Effectivement, le sang coulait du bras du docteur Scipio Ruskaërt, mais il ne paraissait pas y faire attention ; il s’apprêtait à faire face à un danger bien autrement terrible.

« Voyons, maître Acajou, dit Corcoran, raconte-nous comment l’affaire s’est passée, puisqu’il n’y a pas d’autre témoin que toi et l’éléphant, et que mon pauvre Scindiah n’a pas reçu du ciel le don de l’éloquence. »
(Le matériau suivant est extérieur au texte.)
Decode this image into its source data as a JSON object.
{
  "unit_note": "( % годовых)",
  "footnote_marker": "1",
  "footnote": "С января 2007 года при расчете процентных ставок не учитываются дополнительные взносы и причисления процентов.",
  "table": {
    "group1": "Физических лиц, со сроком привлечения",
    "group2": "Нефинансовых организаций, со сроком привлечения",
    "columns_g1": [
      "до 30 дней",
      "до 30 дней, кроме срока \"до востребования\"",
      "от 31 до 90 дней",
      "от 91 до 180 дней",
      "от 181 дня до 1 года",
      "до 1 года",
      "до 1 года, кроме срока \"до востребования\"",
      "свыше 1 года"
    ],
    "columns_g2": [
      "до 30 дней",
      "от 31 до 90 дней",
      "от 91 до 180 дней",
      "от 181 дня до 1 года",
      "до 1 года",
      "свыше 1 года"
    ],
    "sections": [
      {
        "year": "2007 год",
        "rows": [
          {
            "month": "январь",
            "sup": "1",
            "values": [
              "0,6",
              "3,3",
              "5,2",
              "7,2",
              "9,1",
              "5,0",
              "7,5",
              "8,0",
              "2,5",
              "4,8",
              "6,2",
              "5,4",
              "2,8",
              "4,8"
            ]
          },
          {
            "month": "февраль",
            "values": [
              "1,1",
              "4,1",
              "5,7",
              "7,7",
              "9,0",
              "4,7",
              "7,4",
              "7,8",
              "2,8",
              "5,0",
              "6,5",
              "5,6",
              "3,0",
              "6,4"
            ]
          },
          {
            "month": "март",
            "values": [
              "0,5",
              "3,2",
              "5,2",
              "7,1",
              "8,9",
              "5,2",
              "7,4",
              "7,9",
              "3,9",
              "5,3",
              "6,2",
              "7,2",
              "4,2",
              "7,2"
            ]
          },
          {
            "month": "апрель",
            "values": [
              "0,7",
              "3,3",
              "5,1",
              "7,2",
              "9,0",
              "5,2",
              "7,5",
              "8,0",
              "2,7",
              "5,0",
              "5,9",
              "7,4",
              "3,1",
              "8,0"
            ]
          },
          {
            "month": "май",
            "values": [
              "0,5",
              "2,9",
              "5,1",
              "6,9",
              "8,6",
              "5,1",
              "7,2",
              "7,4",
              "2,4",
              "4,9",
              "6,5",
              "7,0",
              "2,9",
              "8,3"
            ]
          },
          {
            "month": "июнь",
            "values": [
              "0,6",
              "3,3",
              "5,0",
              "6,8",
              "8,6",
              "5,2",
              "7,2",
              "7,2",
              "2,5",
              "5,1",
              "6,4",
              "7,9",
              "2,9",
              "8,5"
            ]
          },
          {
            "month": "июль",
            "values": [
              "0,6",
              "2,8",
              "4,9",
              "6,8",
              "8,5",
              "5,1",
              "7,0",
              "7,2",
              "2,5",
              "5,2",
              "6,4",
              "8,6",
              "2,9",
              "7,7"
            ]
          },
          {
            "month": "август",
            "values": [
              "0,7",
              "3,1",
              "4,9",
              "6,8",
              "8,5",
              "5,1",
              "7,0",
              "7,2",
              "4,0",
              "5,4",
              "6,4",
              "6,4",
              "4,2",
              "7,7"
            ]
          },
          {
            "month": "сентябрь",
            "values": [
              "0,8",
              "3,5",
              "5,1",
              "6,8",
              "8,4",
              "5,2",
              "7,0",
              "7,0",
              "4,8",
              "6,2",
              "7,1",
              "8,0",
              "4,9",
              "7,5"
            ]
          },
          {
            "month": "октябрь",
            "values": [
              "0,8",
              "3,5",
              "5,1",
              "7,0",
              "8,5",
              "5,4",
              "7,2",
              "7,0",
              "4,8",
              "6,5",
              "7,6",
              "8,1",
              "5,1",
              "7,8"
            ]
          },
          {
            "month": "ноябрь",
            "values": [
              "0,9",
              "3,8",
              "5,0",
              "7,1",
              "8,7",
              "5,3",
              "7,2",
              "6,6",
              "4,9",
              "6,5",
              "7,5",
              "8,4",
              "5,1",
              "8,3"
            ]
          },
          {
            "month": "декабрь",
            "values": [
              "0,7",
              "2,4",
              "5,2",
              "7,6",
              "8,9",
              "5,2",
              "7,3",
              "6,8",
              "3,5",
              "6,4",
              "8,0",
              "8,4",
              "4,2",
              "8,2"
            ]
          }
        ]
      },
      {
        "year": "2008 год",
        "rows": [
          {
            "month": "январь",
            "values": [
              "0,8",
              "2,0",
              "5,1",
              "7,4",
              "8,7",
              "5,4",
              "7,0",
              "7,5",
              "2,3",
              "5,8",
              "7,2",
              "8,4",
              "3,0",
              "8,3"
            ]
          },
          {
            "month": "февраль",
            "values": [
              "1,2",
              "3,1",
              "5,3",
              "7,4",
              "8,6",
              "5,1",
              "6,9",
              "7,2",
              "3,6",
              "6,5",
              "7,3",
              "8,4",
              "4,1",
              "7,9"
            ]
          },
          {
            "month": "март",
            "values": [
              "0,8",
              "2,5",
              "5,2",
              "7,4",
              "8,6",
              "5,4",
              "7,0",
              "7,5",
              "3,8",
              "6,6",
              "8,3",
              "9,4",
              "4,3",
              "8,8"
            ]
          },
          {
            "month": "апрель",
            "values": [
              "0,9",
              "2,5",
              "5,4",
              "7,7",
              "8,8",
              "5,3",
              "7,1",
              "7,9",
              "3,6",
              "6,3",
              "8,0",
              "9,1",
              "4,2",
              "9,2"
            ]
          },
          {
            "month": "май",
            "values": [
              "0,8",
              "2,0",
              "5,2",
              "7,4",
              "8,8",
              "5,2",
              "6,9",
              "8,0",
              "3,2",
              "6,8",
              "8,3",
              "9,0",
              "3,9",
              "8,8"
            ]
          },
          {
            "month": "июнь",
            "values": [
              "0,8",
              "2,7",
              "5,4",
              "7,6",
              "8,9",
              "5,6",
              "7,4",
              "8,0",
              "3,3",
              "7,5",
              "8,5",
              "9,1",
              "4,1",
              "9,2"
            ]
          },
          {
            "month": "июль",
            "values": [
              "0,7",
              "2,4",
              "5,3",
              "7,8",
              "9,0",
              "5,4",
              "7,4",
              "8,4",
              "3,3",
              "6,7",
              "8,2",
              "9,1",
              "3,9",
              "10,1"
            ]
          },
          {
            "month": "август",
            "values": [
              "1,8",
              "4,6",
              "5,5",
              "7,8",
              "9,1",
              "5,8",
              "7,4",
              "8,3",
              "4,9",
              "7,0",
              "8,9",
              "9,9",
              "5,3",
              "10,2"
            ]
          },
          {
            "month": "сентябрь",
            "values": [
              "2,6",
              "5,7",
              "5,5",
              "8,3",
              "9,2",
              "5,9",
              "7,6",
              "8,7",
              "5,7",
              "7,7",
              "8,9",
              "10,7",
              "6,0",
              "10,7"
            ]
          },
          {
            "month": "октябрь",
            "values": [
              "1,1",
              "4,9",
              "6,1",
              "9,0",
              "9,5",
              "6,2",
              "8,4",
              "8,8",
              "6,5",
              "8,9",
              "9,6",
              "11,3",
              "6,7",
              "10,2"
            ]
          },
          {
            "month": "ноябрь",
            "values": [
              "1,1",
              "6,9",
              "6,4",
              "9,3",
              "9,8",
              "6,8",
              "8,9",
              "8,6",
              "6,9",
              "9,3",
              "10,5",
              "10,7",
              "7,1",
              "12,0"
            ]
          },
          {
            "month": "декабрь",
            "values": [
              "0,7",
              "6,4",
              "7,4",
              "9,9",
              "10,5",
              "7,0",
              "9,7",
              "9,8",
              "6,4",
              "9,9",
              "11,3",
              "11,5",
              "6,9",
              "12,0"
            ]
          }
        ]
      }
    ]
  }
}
Acajou ne se fit pas prier. Il fit passer de sa joue droite à sa joue gauche une chique qui le gênait un peu, et :

« Massa Quaterquem, dit-il, avoir confié à moi la garde du ballon. Moi, voyant ça, dormir de l’œil droit, ouvrir l’œil gauche de toutes mes forces. Lui (désignant Ruskaërt) monter sur le mur de l’arsenal, faire des signes à quelqu’un de l’autre côté du mur, sauter à bas de l’enceinte, fureter partout, écrire notes avec crayon, compter bombes, boulets ; moi, très-étonné, ouvrir l’œil droit et regarder avec attention. Lui, continuer sa marche, voir le ballon, venir vers moi et vouloir entrer et examiner ressorts mécaniques. Moi trouver lui trop curieux, prendre pistolet à ceinture, amorcer, viser et tirer, pan ! juste quand il entrait. Lui, effrayé, vouloir se sauver par la grande porte, mais arrêté par Scindiah. Animal, Scindiah ! mais pas bête !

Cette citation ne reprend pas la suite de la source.